The situation: you have a legacy application which you use in your organization to provide services to your customers. You have no tests. It uses proprietary libraries. Layers are nowhere to be seen. A simple change requires a gargantuan amount of code. And sweat. And chills down your back. You know it will not be able to provide the new services the business needs without a huge architectural and model change.
A possible solution: start a new project adopting an agile and iterative method, focusing on the most important architectural aspects (an UP practice) and on the most valuable features (a practice you find in many methods). Incrementally substitute the old system with the new one (an EVO practice).
The solution from the management: learn everything there is to learn about this application: it is one of our assets, and as such it must be considered. When your experience is consolidated, we'll reuse the same framework for all our new projects.
You can consider this story from two different points of view. The manager, who has no development experience or knowledge, thinks that the problem lies in the team, and fails to acknowledge all the signals the team is giving him. He is afraid and wants to keep things under control. After all, if we have provided the service so far we can go on just as well. Why venture into a new project, with all the risks that new technologies imply, first of all the team's inexperience with them? Another perspective: the management might have dealt a sale of the product within a very short time frame - this might be a confidential information - and he knows - or he's afraid that - the team will not be able to deliver on time.

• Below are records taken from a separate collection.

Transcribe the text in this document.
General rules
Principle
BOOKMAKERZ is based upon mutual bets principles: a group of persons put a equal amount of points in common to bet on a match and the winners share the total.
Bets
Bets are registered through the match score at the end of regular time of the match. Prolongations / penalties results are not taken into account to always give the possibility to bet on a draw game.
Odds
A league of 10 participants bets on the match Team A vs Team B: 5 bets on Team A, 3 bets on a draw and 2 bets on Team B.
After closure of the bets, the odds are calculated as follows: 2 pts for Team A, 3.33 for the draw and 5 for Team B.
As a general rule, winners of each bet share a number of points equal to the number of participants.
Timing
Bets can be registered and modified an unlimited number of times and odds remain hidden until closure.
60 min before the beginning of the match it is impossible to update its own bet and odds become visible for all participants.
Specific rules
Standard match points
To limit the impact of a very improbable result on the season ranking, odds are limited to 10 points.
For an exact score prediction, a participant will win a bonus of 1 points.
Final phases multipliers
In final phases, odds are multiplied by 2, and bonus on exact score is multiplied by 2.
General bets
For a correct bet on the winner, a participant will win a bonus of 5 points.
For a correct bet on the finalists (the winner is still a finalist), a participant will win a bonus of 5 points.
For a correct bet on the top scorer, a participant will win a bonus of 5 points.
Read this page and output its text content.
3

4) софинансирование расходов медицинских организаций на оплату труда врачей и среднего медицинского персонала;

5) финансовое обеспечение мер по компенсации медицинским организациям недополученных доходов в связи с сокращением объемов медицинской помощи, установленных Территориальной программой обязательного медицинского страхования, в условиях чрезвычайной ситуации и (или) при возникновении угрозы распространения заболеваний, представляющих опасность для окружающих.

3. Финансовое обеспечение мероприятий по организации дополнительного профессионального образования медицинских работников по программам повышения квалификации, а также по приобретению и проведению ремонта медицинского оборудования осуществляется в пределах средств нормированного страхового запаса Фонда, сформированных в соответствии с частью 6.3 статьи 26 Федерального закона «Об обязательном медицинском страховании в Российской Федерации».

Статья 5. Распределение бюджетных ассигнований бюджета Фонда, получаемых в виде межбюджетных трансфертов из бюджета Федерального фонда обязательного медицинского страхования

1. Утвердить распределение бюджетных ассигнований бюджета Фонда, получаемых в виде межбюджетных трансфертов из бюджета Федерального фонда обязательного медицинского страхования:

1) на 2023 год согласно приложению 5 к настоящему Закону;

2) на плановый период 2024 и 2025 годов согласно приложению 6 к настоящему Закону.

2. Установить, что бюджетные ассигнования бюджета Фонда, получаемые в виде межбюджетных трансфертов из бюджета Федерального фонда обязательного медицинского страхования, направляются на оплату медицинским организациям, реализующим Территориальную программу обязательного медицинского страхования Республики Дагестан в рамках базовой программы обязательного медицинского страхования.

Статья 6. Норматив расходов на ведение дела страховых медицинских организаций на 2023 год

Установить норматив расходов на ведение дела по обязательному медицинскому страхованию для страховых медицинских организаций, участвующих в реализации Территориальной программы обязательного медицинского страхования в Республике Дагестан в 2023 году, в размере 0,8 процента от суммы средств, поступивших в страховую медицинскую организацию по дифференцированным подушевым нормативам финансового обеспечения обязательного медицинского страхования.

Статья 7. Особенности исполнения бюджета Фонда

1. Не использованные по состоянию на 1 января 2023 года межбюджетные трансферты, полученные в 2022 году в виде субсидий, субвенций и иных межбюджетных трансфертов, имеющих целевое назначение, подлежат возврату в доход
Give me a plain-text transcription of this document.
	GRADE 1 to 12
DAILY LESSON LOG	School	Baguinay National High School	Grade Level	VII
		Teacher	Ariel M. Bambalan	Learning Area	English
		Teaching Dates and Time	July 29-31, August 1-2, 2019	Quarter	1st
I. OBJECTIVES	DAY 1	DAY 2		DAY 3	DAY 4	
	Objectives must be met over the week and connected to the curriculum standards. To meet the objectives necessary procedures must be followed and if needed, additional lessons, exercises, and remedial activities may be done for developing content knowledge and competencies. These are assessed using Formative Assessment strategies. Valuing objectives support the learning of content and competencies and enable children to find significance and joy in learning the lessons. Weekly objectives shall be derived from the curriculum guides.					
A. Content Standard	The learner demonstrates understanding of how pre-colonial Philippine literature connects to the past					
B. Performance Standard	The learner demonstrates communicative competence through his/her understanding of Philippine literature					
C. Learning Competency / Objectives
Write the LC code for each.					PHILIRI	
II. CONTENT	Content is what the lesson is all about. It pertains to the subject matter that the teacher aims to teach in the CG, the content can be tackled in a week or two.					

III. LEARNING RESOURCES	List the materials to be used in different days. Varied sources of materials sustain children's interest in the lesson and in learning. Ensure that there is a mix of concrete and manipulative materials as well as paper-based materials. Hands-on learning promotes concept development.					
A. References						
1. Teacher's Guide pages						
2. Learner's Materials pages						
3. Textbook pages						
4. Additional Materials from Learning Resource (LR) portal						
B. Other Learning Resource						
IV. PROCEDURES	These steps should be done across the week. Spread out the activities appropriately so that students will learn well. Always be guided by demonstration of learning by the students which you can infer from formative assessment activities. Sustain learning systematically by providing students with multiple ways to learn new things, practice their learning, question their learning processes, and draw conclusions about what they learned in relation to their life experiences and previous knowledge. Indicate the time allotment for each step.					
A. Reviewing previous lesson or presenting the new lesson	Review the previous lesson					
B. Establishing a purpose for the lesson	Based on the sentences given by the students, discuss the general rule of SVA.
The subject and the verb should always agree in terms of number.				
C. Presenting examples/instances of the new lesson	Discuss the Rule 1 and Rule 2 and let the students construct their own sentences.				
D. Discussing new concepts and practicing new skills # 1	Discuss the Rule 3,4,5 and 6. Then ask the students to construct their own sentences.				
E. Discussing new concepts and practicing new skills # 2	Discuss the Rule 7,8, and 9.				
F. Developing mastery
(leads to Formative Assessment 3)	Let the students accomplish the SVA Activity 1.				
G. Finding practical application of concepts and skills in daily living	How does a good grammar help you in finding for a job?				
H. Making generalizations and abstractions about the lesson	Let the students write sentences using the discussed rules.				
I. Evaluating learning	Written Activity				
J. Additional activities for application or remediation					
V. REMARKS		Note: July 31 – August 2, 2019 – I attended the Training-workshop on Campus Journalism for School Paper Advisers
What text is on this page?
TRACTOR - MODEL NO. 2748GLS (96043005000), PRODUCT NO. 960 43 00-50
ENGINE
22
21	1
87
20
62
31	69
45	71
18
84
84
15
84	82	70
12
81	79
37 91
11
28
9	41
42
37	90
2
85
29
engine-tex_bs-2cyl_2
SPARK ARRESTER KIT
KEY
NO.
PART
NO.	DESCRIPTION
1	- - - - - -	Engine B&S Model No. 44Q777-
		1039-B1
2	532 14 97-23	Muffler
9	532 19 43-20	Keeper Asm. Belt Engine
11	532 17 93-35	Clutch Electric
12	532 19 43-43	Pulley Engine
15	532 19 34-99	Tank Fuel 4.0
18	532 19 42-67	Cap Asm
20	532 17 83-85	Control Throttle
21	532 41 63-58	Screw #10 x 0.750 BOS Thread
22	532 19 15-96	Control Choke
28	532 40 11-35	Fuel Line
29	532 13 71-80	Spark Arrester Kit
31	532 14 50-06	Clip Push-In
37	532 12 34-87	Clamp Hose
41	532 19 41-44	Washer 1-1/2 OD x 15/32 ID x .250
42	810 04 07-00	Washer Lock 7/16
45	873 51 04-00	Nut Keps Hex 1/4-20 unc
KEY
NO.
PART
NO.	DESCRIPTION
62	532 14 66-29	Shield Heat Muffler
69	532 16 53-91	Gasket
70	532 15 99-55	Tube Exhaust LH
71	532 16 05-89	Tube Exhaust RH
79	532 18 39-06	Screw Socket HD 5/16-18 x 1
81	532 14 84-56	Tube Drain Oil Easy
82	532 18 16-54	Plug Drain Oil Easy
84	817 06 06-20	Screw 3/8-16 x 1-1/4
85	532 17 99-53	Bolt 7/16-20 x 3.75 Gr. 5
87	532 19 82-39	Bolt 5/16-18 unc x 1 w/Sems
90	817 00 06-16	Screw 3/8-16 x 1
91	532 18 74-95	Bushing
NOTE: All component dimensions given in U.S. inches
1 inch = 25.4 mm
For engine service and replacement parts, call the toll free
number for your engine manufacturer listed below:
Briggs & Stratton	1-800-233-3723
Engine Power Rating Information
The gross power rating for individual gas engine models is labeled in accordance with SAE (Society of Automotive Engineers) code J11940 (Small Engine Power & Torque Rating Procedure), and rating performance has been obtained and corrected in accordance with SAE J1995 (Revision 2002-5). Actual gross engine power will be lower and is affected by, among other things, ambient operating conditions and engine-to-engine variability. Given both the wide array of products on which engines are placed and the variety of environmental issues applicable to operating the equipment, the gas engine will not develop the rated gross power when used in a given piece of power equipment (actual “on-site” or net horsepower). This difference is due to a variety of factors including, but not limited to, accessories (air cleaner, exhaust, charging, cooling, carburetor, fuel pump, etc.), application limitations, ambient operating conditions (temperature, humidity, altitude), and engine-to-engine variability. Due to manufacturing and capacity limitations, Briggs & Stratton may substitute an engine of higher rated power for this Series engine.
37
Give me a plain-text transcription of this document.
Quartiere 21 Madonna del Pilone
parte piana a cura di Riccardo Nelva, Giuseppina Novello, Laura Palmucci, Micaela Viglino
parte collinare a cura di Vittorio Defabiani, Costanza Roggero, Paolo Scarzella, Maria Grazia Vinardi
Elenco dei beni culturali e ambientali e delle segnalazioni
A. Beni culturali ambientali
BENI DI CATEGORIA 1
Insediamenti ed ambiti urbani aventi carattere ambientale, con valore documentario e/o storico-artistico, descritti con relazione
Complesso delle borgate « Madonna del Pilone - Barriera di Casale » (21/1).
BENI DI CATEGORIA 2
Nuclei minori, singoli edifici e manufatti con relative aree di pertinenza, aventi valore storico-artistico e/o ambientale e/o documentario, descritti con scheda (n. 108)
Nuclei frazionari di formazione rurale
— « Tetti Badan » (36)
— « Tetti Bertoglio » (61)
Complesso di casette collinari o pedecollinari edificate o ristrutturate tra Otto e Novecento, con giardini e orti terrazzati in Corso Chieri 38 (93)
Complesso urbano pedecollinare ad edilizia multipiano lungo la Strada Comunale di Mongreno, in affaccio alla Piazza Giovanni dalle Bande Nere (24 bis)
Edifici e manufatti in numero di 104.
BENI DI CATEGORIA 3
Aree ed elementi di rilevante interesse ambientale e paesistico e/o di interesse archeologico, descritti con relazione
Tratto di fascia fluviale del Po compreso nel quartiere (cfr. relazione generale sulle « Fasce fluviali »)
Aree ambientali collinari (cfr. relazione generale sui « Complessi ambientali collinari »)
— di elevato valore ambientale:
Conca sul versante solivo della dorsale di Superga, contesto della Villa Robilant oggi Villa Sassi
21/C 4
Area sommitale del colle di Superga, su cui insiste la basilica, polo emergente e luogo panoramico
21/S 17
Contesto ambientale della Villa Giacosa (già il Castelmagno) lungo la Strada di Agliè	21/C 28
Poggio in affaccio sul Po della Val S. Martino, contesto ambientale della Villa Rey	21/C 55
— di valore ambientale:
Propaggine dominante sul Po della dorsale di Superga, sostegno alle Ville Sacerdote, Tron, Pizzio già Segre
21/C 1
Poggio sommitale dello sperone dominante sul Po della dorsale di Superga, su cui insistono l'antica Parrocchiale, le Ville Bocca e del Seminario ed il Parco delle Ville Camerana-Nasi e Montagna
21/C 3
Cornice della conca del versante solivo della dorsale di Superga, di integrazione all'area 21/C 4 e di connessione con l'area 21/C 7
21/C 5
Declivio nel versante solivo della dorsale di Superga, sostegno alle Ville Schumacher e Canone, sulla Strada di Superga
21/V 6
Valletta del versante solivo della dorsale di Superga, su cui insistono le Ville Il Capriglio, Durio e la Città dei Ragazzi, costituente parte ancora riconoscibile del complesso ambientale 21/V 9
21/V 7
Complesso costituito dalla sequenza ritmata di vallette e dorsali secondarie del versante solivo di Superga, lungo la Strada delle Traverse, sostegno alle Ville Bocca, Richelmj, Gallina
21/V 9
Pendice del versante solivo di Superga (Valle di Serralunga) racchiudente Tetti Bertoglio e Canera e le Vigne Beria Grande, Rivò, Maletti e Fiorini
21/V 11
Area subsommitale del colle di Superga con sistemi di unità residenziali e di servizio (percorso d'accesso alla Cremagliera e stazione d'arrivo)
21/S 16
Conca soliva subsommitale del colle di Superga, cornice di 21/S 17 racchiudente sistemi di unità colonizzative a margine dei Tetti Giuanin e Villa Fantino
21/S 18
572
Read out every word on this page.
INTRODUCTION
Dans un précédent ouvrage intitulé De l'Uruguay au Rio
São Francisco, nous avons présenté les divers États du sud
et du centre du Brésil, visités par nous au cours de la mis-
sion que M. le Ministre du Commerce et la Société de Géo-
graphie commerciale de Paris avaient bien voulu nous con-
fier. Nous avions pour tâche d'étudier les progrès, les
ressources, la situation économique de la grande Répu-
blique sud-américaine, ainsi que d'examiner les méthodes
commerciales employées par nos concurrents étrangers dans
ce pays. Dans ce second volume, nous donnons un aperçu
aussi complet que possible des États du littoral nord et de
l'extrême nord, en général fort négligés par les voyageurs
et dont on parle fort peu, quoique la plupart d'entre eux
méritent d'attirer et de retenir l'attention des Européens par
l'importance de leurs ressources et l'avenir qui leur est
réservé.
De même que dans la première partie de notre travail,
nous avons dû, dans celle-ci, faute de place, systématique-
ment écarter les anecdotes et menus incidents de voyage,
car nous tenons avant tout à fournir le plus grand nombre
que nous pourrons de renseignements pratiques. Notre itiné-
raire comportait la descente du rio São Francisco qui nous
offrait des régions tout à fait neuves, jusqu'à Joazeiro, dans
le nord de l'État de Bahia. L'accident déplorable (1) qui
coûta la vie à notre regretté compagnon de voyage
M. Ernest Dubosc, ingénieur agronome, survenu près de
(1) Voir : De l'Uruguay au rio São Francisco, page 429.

In each case, most of the times an honest conversation between the management and the team can lead to find a good, if not the best, compromise: a classic win-win strategy.
One last (funny? tragic?) note: the project manager, trying to explain the problem to the management, provided this metaphore :
"Look, we have this huge refrigerator. You need an oven. You're asking me and the team to learn how this refrigerator works, so that we can embed the oven within it. What we really need is a power plug which can work for the fridge and for the oven. Why would you need a fridge to roast a turkey?"
"Your oven will have frosting features, which no other oven has. That will be a significant competitive advantage."